I’ve officially lost count of the number of times I’ve stood in line at the grocery story, glanced over at the magazine stand and seen headline after headline touting the next best way to “lose ten pounds in ten days,” or “best foods to combat winter fluff.” While I appreciate the sentiment and the thought of having leaner, healthier bodies, when I flip open those magazines to glance through while I wait in line, more often than not the solutions are to pick low-fat options, pick whole grain options, eat more granola bars, or pop anti-gas pills.
Learning by doing isn’t always the best way to do things (especially when it involves having to pop anti-gas pills to lose weight). I can’t say I have ever tried that recommendation, but I’ve definitely been one to choose whole wheat bread instead of white. I’ve eaten more bars than I can remember, but the fluff never seemed to fall off.
And then, I heard something so simply stated that I was sure it wouldn’t work – “Just eat real food.” However, like I said, I learn by doing. Depending on whom you ask, real food may not always have the same definition. The best way I’ve come to understand it is real food is food that is its own ingredient – like meat, apples, oranges, sweet potatoes, broccoli, butter, and cashews. It’s basically non-processed food. If you’re shopping in the grocery store, real food is the food that you find around the perimeter of the store– in the produce section, the deli, or the butcher – and some of the refrigerated sections. That makes shopping a lot easier when you only have to shop the perimeter.
Once I started eating real food, even though it wasn’t low-fat (did you know that low-fat often means replaced with sugar?), I felt better, healthier, leaner. It was the best food experiment I’ve ever completed on myself. Since my experiment, I’ve continued to gain interest in the conjectures of real food, and I have learned quite a bit more.
In this article from Vox, Dr. Richard Smith, former editor of the British Medical Journal, explained why those headlines in Cosmo and other magazines like them (even health-specific magazines) should not always be believed. The science behind these and many widely-spread nutrition lies is based on flawed evidence. After his own dives into popular nutrition science books, he found that policies regarding dietary recommendations have been “based on fragile science, and the long term results may be terrible.”
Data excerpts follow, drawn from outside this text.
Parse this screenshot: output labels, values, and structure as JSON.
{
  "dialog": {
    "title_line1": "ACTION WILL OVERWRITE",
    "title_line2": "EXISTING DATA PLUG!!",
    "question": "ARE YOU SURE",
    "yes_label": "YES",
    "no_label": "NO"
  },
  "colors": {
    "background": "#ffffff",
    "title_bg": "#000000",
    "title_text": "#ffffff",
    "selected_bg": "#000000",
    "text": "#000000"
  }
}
Smith also referenced Nina Teicholz’ book, The Big Fat Surprise (which I also recommend), which sheds light on the weak science that has dictated our health policies. Research that would contradict the Big Food companies and industry in general were, and continue to be, ignored and cast aside, in the name of politics and money. The flawed research is what has actually shaped our policies and agenda, including our dietary guidelines. So, all of these recommendations splashed across health and lifestyle magazines are based on bad science. No wonder the fluff doesn’t fall off!
True science and learning by doing has demonstrated that eating real food really does work. My hope is that the real food movement continues to grow, and that as people like you and me try it for ourselves, we realize the power of food – the real stuff – and the positive impact it can have on our beings.
You don’t have to read the tips in the next fast fix article. Just eat real food.